If you want to use multicast, you can validate that multicast is properly enabled on your network, or a particular multicast address is being correctly routed between particular machines.

Note that these tests will only test for the initial multicast connectivity. There are many reasons that your network equipment may initially allow multicast, but may halt it at a later time.

The best ways to ensure multicast runs smoothly are:

  • Turn off storm control to the nodes. Often the connections on the cluster will look like a denial of service attack, so storm control may stop these connections. Check dmesg or /var/log/messages to identify if something specific is showing up as the cause of the error.

  • In order to ensure group membership you should do ONE of the following:

    • Turn off IGMP snooping on the cluster vlan.
    • Turn on IGMP snooping AND turn on the querier (create a multicast router).
  • Identify if there are any hops occuring in the packets sent between the nodes in the cluster. You can verify it by using the traceroute command. If you identify that there are multiple hops between nodes, you can attempt to increase the mcast-ttl configuration to 2 or 3 on Aerospike configuration as a workaround.

  • We recommend using a very simple multicast test tool called open-mtools, made available by Google Code without restriction. Download and run the mtools (Note: mtools will not work properly in VM environments).
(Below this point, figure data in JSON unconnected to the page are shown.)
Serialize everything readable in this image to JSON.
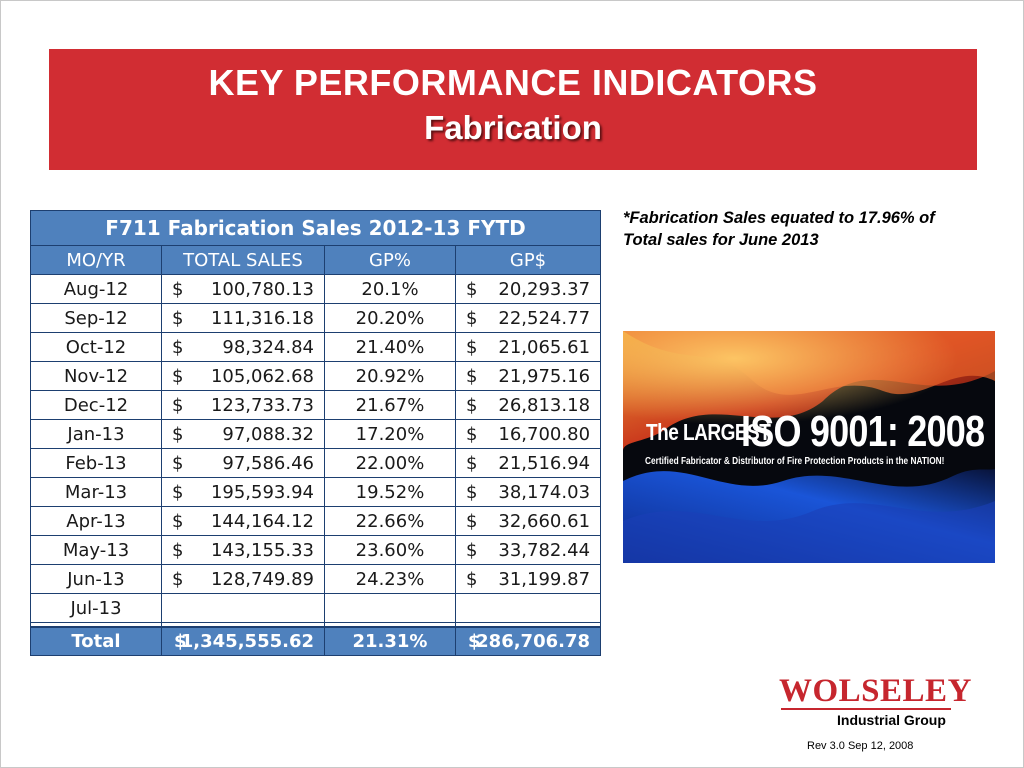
{
  "title": {
    "line1": "KEY PERFORMANCE INDICATORS",
    "line2": "Fabrication"
  },
  "table": {
    "caption": "F711 Fabrication Sales 2012-13 FYTD",
    "headers": [
      "MO/YR",
      "TOTAL SALES",
      "GP%",
      "GP$"
    ],
    "currency": "$",
    "rows": [
      {
        "month": "Aug-12",
        "sales": "100,780.13",
        "gp_pct": "20.1%",
        "gp_dollar": "20,293.37"
      },
      {
        "month": "Sep-12",
        "sales": "111,316.18",
        "gp_pct": "20.20%",
        "gp_dollar": "22,524.77"
      },
      {
        "month": "Oct-12",
        "sales": "98,324.84",
        "gp_pct": "21.40%",
        "gp_dollar": "21,065.61"
      },
      {
        "month": "Nov-12",
        "sales": "105,062.68",
        "gp_pct": "20.92%",
        "gp_dollar": "21,975.16"
      },
      {
        "month": "Dec-12",
        "sales": "123,733.73",
        "gp_pct": "21.67%",
        "gp_dollar": "26,813.18"
      },
      {
        "month": "Jan-13",
        "sales": "97,088.32",
        "gp_pct": "17.20%",
        "gp_dollar": "16,700.80"
      },
      {
        "month": "Feb-13",
        "sales": "97,586.46",
        "gp_pct": "22.00%",
        "gp_dollar": "21,516.94"
      },
      {
        "month": "Mar-13",
        "sales": "195,593.94",
        "gp_pct": "19.52%",
        "gp_dollar": "38,174.03"
      },
      {
        "month": "Apr-13",
        "sales": "144,164.12",
        "gp_pct": "22.66%",
        "gp_dollar": "32,660.61"
      },
      {
        "month": "May-13",
        "sales": "143,155.33",
        "gp_pct": "23.60%",
        "gp_dollar": "33,782.44"
      },
      {
        "month": "Jun-13",
        "sales": "128,749.89",
        "gp_pct": "24.23%",
        "gp_dollar": "31,199.87"
      },
      {
        "month": "Jul-13",
        "sales": "",
        "gp_pct": "",
        "gp_dollar": ""
      }
    ],
    "total": {
      "label": "Total",
      "sales": "1,345,555.62",
      "gp_pct": "21.31%",
      "gp_dollar": "286,706.78"
    }
  },
  "note": {
    "line1": "*Fabrication Sales equated to 17.96% of",
    "line2": "Total sales for June 2013"
  },
  "iso_image": {
    "prefix": "The LARGEST",
    "headline": "ISO 9001: 2008",
    "subline": "Certified Fabricator & Distributor of Fire Protection Products in the NATION!"
  },
  "logo": {
    "wordmark": "WOLSELEY",
    "subtitle": "Industrial Group"
  },
  "footer": {
    "revision": "Rev 3.0 Sep 12, 2008"
  },
  "colors": {
    "banner_red": "#d12d33",
    "table_blue": "#4f81bd",
    "table_border": "#1d3f70",
    "logo_red": "#c6262e"
  }
}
Install mtools on both the sending and receiving machines:

$ wget https://storage.googleapis.com/google-code-archive-downloads/v2/code.google.com/open-mtools/mtools.1.0.zip
$ unzip mtools.1.0.zip
$ cd mtools
$ gcc mdump.c -o mdump; gcc msend.c -o msend

Run the following mdump on the receiving machines first:

$./mdump -Q2 -v 239.1.1.1 2345 <interface ip>

Run the msend command on a machine that will be broadcasting:

$ ./msend -m 100 -b 300 -n 600 -s 10 239.1.1.1 2345 <ttl> <interface IP>
Equiv cmd line: msend -b300 -m100 -n600 -p1000 -s10 -S65536 239.1.1.1 2345
Sending 600 bursts of 300 100-byte messages
Sending burst of 300 msgs
Sending burst of 300 msgs
Sending burst of 300 msgs
Sending burst of 300 msgs
Sending burst of 300 msgs
...
Pausing before sending 'stat
Sending stat
180000 messages sent (not including 'stat')

This will send 600 bursts of 300 100-byte messages on address 239.1.1.1 on port 2345. Aerospike is currently configured for a different address, but this test succeeding will show that multicast functionality is working.

See if a machine is receiving:

$ ./mdump -Q2 -s -v 239.1.1.1 2345
Equiv cmd line: mdump -p0 -Q2 -r4194304 -v 239.1.1.1 2345
WARNING: tried to set SO_RCVBUF to 4194304, only got 262142
echo sender equiv cmd: msend -b300 -m100 -n5 -p1000 -s10 -S65536 239.1.1.1 2345
180000 msgs sent, 180000 received (not including 'stat')
0.000000% loss

The normal test scenario would be to run msend from one machine and mdump on the rest of machines. You can change the parameter of -b to send more packets in one burst. mdump will print summary as follows which tells what is the %loss.

Verify multicast by testing sending and receiving on all nodes.

A reasonable validation scenario for four servers might be as follows:

  • Run with node 01 as sender and nodes 02, 03, 04 as receivers and verified that the bytes are received fine.
  • Repeating the test thrice each time using a different node as sender and the rest of the nodes as receivers and verified success.

These tests are recommended when a new cluster is setup or when a brand new machine is added or when a server moves within the datacenter or when network configuration changes.